KUALA LUMPUR: Southern Score Builders Bhd (SSB) is poised for robust opportunities based on the domestic construction sector’s robust outlook and vast potential within the data centre and healthcare space.

Executive director and CEO Gan Yee Hin said the construction sector recorded a strong 17.2% GDP growth in the second quarter of 2024, driven by infrastructure development spending and pickup in private sector projects, underscoring the strong demand for construction services nationwide.

“At SSB, we have thus far secured RM933.2 million in new contracts this year, bringing our total outstanding order book to a healthy RM1.4 billion.

“Moving forward, we continue to tender for more projects in the high-rise building and infrastructure sectors,“ he said.

On the corporate front, SSB’s shareholders approved the acquisition of a 51.0% stake in mechanical and electrical (M&E) specialist SJEE Engineering Sdn Bhd (SESB) for RM23.0 million at the extraordinary general meeting (EGM) held last week.

This strategic move enables the group to gain a foothold in the growing data centre and healthcare building construction segments, widening its services and target market.

In return, with SSB’s support and resources, SESB can undertake larger-scale M&E projects, given the significant investments by global technology companies in setting up data centres in Malaysia.

A study by Research and Markets in April 2024 forecasts the Malaysian data centre market to more than double in size, expanding at a compound annual growth rate of 13.9% from US$1.8 billion in 2023 to an estimated US$4.0 billion by 2029.

“With SESB coming on board and our existing business going strong, we are confident we can ride on the twin engines of growth.

“All in all, the outlook for the group remains positive, underpinned by the factors above,“ Gan said.

To recap, the acquisition announced in May 2024 guarantees that SESB will make at least RM15.0 million in net profit over the next 3 years.

The acquisition exercise is expected to be completed by the third quarter of 2024.

On the fiscal side, SSB had, on August 30, reported a revenue of RM63.6 million for the fourth quarter (Q4) ended June 30, 2024 (FY24), marking a 107.5% increase from the RM30.6 million recorded in the same quarter last year.

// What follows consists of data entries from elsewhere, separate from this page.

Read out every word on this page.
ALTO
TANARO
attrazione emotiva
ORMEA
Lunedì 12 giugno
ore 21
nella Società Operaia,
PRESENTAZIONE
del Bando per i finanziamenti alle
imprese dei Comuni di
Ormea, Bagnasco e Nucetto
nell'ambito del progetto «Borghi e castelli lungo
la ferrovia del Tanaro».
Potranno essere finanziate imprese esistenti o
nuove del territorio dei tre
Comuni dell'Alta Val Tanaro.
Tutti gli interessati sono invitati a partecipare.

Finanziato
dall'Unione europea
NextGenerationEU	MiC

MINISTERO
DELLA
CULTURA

This growth was primarily driven by the commencement of main building works for the new PV 22 Residences project and the completion of additional construction works across the group’s ongoing projects.

Net profit was RM12.9 million, representing a year-over-year increase of 3.1%.

For FY24, SSB’s revenue was RM170.7 million, compared to RM97.9 million in FY23, which consisted of only six months of performance due to a change in the financial year-end.

Net profit for FY24 came in at RM31.5 million, translating to a net profit margin of 18.4%.

On dividend distribution, SSB had, on April 30, paid out an interim dividend of 1.0 sen per share for FY24.

This amounted to RM22.7 million, representing a dividend payout of 72.3% based on its FY24 net profit of RM31.5 million.